Semua jawaban tersebut apabila disimpulkan, karena umat manusia sudah tidak lagi memelihara dan
menjaga akhlak yang baik terhadap alam dan lingkungan hidup yang ada di
sekitarnya. Sudah bosan rasanya telinga kita mendengar berita-berita yang
menggambarkan tentang prilaku manusia yang berbuat tidak adil terhadap alam dan
lingkungan. Padahal dampak dari perbuatannya itu akan kembali lagi kepada
manusia itu sendiri. Sebut saja misalnya penebangan liar (penggundulan) hutan
tanpa memperhatikan undang-undang yang berlaku, mengakibatkan banjir bandang
dan longsor. Membakar hutan secara ilegal, untuk kepentingan oknum para
pengusaha Kelapa Sawit, mengakibatkan asap tebal dimana-mana bahkan sampai ke
negara tetangga. Dan pengeboran minyak tanpa memperhatikan peraturan yang
berlaku, berdampak luapan lumpur yang tidak terkendali seperti di Sidoarjo dan
lain-lain. Kenapa manusia tega berbuat demikian? Allah SWT. berfirman dalam
Al-Qur’an:
زُيِّنَ
لِلنَّاسِ حُبُّ الشَّهَوَاتِ مِنَ النِّسَاءِ وَالْبَنِينَ وَالْقَنَاطِيرِ
الْمُقَنْطَرَةِ مِنَ الذَّهَبِ وَالْفِضَّةِ وَالْخَيْلِ الْمُسَوَّمَةِ
وَالْأَنْعَامِ وَالْحَرْثِ ذَلِكَ مَتَاعُ الْحَيَاةِ
”Telah dihiasi pada (pandangan) manusia
kecintaan kepada apa-apa yang diingini, yaitu: wanita-wanita, anak-anak, harta
benda yang banyak dari jenis emas, perak, kuda pilihan, binatang-binatang
ternak dan sawah ladang. Itulah kesenangan hidup di dunia ” ( QS. Ali Imran:14).
Ayat ini mengisyaratkan bahwa setiap
manusia diberi potensi hawa nafsu untuk mendapatkan rasa cinta kepada wanita
cantik, ingin memiliki harta benda yang banyak seperti emas, perak, kuda
pilihan (kendaraan mewah), binatang ternak dan sawah ladang. Mereka berlomba-lomba untuk mendapatkan semuanya itu, walaupun dengan
berbagai cara, tidak peduli apakah cara yang digunakan itu merusak alam dan
lingkungan atau tidak, yang penting bagi dirinya bahwa tujuan itu tercapai.

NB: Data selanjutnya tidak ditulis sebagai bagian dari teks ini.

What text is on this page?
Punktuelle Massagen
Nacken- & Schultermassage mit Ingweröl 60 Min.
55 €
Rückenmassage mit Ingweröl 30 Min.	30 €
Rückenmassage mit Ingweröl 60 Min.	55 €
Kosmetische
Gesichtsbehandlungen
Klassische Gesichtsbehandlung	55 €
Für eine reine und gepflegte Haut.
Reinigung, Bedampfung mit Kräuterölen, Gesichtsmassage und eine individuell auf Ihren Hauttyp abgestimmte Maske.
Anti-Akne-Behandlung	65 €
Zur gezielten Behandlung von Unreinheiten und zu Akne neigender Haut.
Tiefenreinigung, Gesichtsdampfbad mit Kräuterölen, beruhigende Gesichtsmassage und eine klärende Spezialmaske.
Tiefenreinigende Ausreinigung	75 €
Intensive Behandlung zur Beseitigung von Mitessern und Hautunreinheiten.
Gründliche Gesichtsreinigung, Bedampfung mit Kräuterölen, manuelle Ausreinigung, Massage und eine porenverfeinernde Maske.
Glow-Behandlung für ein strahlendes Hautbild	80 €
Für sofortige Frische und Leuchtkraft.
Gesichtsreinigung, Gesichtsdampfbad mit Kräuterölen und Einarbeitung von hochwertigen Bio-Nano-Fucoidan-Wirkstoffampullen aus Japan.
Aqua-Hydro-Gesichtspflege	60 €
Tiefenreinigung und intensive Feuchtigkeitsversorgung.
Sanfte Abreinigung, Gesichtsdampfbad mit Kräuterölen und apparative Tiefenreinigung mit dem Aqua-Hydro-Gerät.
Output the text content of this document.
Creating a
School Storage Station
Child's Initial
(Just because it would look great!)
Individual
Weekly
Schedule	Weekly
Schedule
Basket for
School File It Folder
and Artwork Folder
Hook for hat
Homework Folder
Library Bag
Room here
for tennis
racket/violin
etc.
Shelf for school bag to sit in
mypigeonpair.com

Maka dari sinilah awal mula proses terjadinya kerusakan alam yang mengakibatkan
bencana yang sangat dahsyat di negeri ini.
Hadhirin Jama’ah
Shalat Jum’ah Rahimakumullah
Islam memandang bahwa segala musibah yang
terjadi di alam ini akibat perbuatan manusia itu sendiri. Seperti dalam firman
Allah SWT.
ظَهَرَ الْفَسَادُ فِي الْبَرِّ وَالْبَحْرِ بِمَا كَسَبَتْ
أَيْدِي النَّاسِ لِيُذِيقَهُمْ بَعْضَ الَّذِي عَمِلُوا لَعَلَّهُمْ يَرْجِعُونَ
“Telah
nampak kerusakan di darat dan di laut disebabkan karena perbuatan tangan
manusia supaya Allah merasakan kepada mereka sebahagian dari (akibat) perbuatan
mereka, agar mereka kembali (ke jalan yang benar)” (QS.Ar Ruum:41). Dalam ayat ini menjelaskan bahwa musibah yang
terjadi baik di daratan maupun di lautan akibat ulah manusia yang mengumbar
hawa nafsunya untuk kepentingan dirinya. Dan musibah sengaja Allah SWT.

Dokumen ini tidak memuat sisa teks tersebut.